The pull request for the PCI subsystem updates was submitted by Intel’s Dan Williams. He introduced a unified kernel framework for PCIe link encryption and device authentication — a foundation upon which implementations from different manufacturers can build. The first such implementation is already present: support for AMD SEV-TIO Trusted I/O. Additional solutions, including Intel TDX and ARM CCA, are expected in subsequent kernel releases, roughly between versions 6.20 and 7.0, once their dependencies are resolved.
PCIe link encryption relies on a constellation of technologies with evocative yet less-than-memorable abbreviations. At the center stands the IDE protocol (Integrity and Data Encryption), responsible for establishing keys in both the transmitter and the receiver at each end of the link. Control traffic for IDE is exchanged through DOE mailboxes (Data Object Exchange) using PCI configuration requests. Behind the scenes, all of this is orchestrated by a security manager operating within a trusted execution environment — the TEE Security Manager (TSM). This may take the form of firmware running on a dedicated coprocessor, as with AMD SEV-TIO, or a specialized software component executing in a secure processor mode, as in Intel TDX or ARM CCA.
A crucial detail is that the link-encryption keys are not installed by the Linux driver, but by the TSM itself. This design ensures that a confidential virtual machine can directly query the manager — for example, asking whether a given device can be certified. Since the host system lies outside the VM’s trusted boundary, it must not be able to substitute the keys. The matter is further complicated by the fact that almost no architecture offers the OS a standard mechanism to configure keys in the PCIe root port. As a result, relying on TSM-installed link encryption is currently the only viable approach for cross-architecture support.
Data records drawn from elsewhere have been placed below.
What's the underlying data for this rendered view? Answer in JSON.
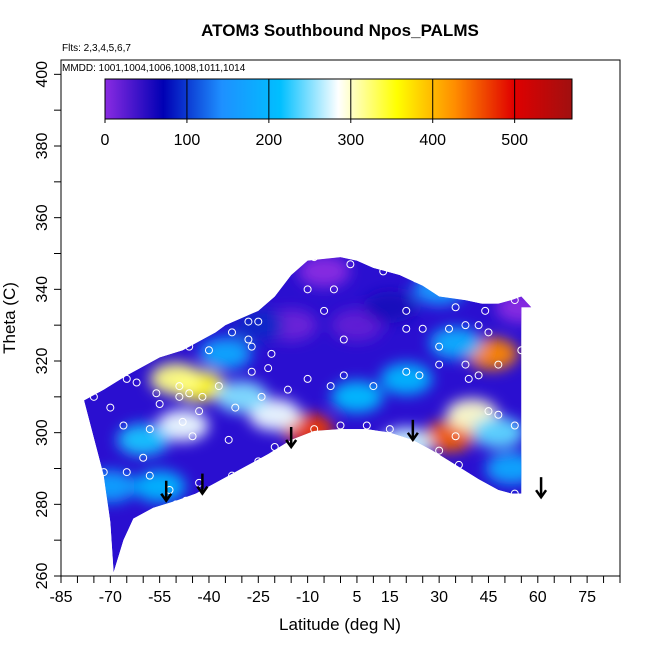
{
  "chart_data": {
    "type": "heatmap",
    "title": "ATOM3 Southbound Npos_PALMS",
    "flights_note": "Flts: 2,3,4,5,6,7",
    "dates_note": "MMDD: 1001,1004,1006,1008,1011,1014",
    "xlabel": "Latitude (deg N)",
    "ylabel": "Theta (C)",
    "xlim": [
      -85,
      85
    ],
    "ylim": [
      260,
      404
    ],
    "x_tick_labels": [
      "-85",
      "-70",
      "-55",
      "-40",
      "-25",
      "-10",
      "5",
      "15",
      "30",
      "45",
      "60",
      "75"
    ],
    "y_tick_labels": [
      "260",
      "280",
      "300",
      "320",
      "340",
      "360",
      "380",
      "400"
    ],
    "colorbar": {
      "range": [
        0,
        570
      ],
      "tick_labels": [
        "0",
        "100",
        "200",
        "300",
        "400",
        "500"
      ],
      "colors": [
        "#8a2be2",
        "#0000b4",
        "#1e90ff",
        "#00bfff",
        "#ffffff",
        "#ffff00",
        "#ff8c00",
        "#e00000",
        "#a01010"
      ]
    },
    "field_outline": {
      "upper_theta": [
        [
          -78,
          309
        ],
        [
          -72,
          312
        ],
        [
          -65,
          316
        ],
        [
          -55,
          321
        ],
        [
          -48,
          323
        ],
        [
          -42,
          326
        ],
        [
          -38,
          328
        ],
        [
          -35,
          330
        ],
        [
          -30,
          332
        ],
        [
          -25,
          334
        ],
        [
          -20,
          338
        ],
        [
          -15,
          344
        ],
        [
          -10,
          348
        ],
        [
          0,
          349
        ],
        [
          5,
          348
        ],
        [
          10,
          346
        ],
        [
          18,
          344
        ],
        [
          25,
          341
        ],
        [
          30,
          338
        ],
        [
          38,
          337
        ],
        [
          43,
          336
        ],
        [
          48,
          336
        ],
        [
          52,
          337
        ],
        [
          55,
          338
        ],
        [
          58,
          335
        ]
      ],
      "lower_theta": [
        [
          -78,
          309
        ],
        [
          -74,
          295
        ],
        [
          -72,
          288
        ],
        [
          -70,
          275
        ],
        [
          -69,
          261
        ],
        [
          -68,
          264
        ],
        [
          -66,
          270
        ],
        [
          -63,
          276
        ],
        [
          -57,
          279
        ],
        [
          -50,
          281
        ],
        [
          -44,
          283
        ],
        [
          -38,
          286
        ],
        [
          -30,
          290
        ],
        [
          -22,
          294
        ],
        [
          -15,
          298
        ],
        [
          -8,
          300.5
        ],
        [
          0,
          301
        ],
        [
          8,
          301
        ],
        [
          15,
          300
        ],
        [
          22,
          298
        ],
        [
          28,
          295
        ],
        [
          35,
          291
        ],
        [
          42,
          287
        ],
        [
          48,
          284
        ],
        [
          52,
          283
        ],
        [
          55,
          283
        ],
        [
          55,
          335
        ]
      ]
    },
    "cells": [
      {
        "lat": -10,
        "theta": 301,
        "value": 470
      },
      {
        "lat": 33,
        "theta": 299,
        "value": 450
      },
      {
        "lat": 46,
        "theta": 322,
        "value": 430
      },
      {
        "lat": -43,
        "theta": 313,
        "value": 360
      },
      {
        "lat": -50,
        "theta": 315,
        "value": 320
      },
      {
        "lat": 40,
        "theta": 305,
        "value": 300
      },
      {
        "lat": -20,
        "theta": 305,
        "value": 280
      },
      {
        "lat": 20,
        "theta": 297,
        "value": 270
      },
      {
        "lat": -48,
        "theta": 302,
        "value": 280
      },
      {
        "lat": 48,
        "theta": 300,
        "value": 240
      },
      {
        "lat": -30,
        "theta": 310,
        "value": 250
      },
      {
        "lat": -60,
        "theta": 298,
        "value": 220
      },
      {
        "lat": 5,
        "theta": 310,
        "value": 210
      },
      {
        "lat": 20,
        "theta": 315,
        "value": 200
      },
      {
        "lat": 35,
        "theta": 325,
        "value": 190
      },
      {
        "lat": -35,
        "theta": 322,
        "value": 180
      },
      {
        "lat": 30,
        "theta": 340,
        "value": 160
      },
      {
        "lat": 52,
        "theta": 290,
        "value": 180
      },
      {
        "lat": -70,
        "theta": 285,
        "value": 170
      },
      {
        "lat": -55,
        "theta": 285,
        "value": 200
      },
      {
        "lat": -5,
        "theta": 345,
        "value": 0
      },
      {
        "lat": -15,
        "theta": 330,
        "value": 15
      },
      {
        "lat": 5,
        "theta": 330,
        "value": 20
      },
      {
        "lat": 55,
        "theta": 335,
        "value": 0
      },
      {
        "lat": -25,
        "theta": 330,
        "value": 90
      },
      {
        "lat": 15,
        "theta": 335,
        "value": 60
      }
    ],
    "observations": [
      [
        -20,
        349
      ],
      [
        -8,
        349
      ],
      [
        3,
        347
      ],
      [
        13,
        345
      ],
      [
        -22,
        341
      ],
      [
        -10,
        340
      ],
      [
        -2,
        340
      ],
      [
        23,
        343
      ],
      [
        32,
        339
      ],
      [
        20,
        334
      ],
      [
        35,
        335
      ],
      [
        44,
        334
      ],
      [
        53,
        337
      ],
      [
        -5,
        334
      ],
      [
        -40,
        331
      ],
      [
        -28,
        331
      ],
      [
        -25,
        331
      ],
      [
        -33,
        328
      ],
      [
        -28,
        326
      ],
      [
        -21,
        322
      ],
      [
        -27,
        324
      ],
      [
        -50,
        326
      ],
      [
        -52,
        325
      ],
      [
        -46,
        324
      ],
      [
        -40,
        323
      ],
      [
        20,
        329
      ],
      [
        25,
        329
      ],
      [
        33,
        329
      ],
      [
        30,
        324
      ],
      [
        38,
        330
      ],
      [
        42,
        330
      ],
      [
        45,
        328
      ],
      [
        55,
        323
      ],
      [
        48,
        319
      ],
      [
        1,
        326
      ],
      [
        -65,
        315
      ],
      [
        -62,
        314
      ],
      [
        -56,
        311
      ],
      [
        -49,
        313
      ],
      [
        -46,
        311
      ],
      [
        -42,
        310
      ],
      [
        -37,
        313
      ],
      [
        -27,
        317
      ],
      [
        -22,
        318
      ],
      [
        -16,
        312
      ],
      [
        -10,
        315
      ],
      [
        -3,
        313
      ],
      [
        1,
        316
      ],
      [
        10,
        313
      ],
      [
        20,
        317
      ],
      [
        24,
        316
      ],
      [
        30,
        319
      ],
      [
        38,
        319
      ],
      [
        42,
        316
      ],
      [
        39,
        315
      ],
      [
        -75,
        310
      ],
      [
        -70,
        307
      ],
      [
        -81,
        307
      ],
      [
        -55,
        308
      ],
      [
        -49,
        310
      ],
      [
        -43,
        306
      ],
      [
        -32,
        307
      ],
      [
        -24,
        310
      ],
      [
        0,
        302
      ],
      [
        -8,
        301
      ],
      [
        8,
        302
      ],
      [
        15,
        301
      ],
      [
        -66,
        302
      ],
      [
        -58,
        301
      ],
      [
        -48,
        303
      ],
      [
        -45,
        299
      ],
      [
        -34,
        298
      ],
      [
        35,
        299
      ],
      [
        30,
        295
      ],
      [
        36,
        291
      ],
      [
        48,
        305
      ],
      [
        53,
        302
      ],
      [
        57,
        301
      ],
      [
        45,
        306
      ],
      [
        -60,
        293
      ],
      [
        -65,
        289
      ],
      [
        -72,
        289
      ],
      [
        -58,
        288
      ],
      [
        -43,
        286
      ],
      [
        -33,
        288
      ],
      [
        -25,
        292
      ],
      [
        -20,
        296
      ],
      [
        -52,
        284
      ],
      [
        -47,
        281
      ],
      [
        -58,
        277
      ],
      [
        -50,
        280
      ],
      [
        47,
        283
      ],
      [
        53,
        283
      ]
    ],
    "arrows": [
      [
        -53,
        281
      ],
      [
        -42,
        283
      ],
      [
        -15,
        296
      ],
      [
        22,
        298
      ],
      [
        61,
        282
      ]
    ]
  }
}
Acceptance of this pull request unlocks the next wave of development. The following stage will involve implementing a full end-to-end workflow for assigning confidential devices to virtual machines. In the PCIe specification, this integration is defined by a separate protocol: the TEE Device Interface Security Protocol (TDISP). For now, Linux gains a valuable link-encryption framework analogous in spirit to memory encryption: the kernel will be able to authenticate devices via certificates and protect traffic from attacks involving intermediary “sniffing” boards attempting to intercept unencrypted PCIe data.
This kernel change represents only the first phase of upstreaming AMD SEV-TIO. In this step alone, roughly four thousand lines of new code have been added, along with documentation for the new sysfs interface surrounding the TEE Security Manager. Full-fledged SEV-TIO support for protecting PCIe devices — network cards, accelerators, storage systems, and more — is already available on modern AMD EPYC 9005 Turin platforms and will continue to evolve with future Linux releases.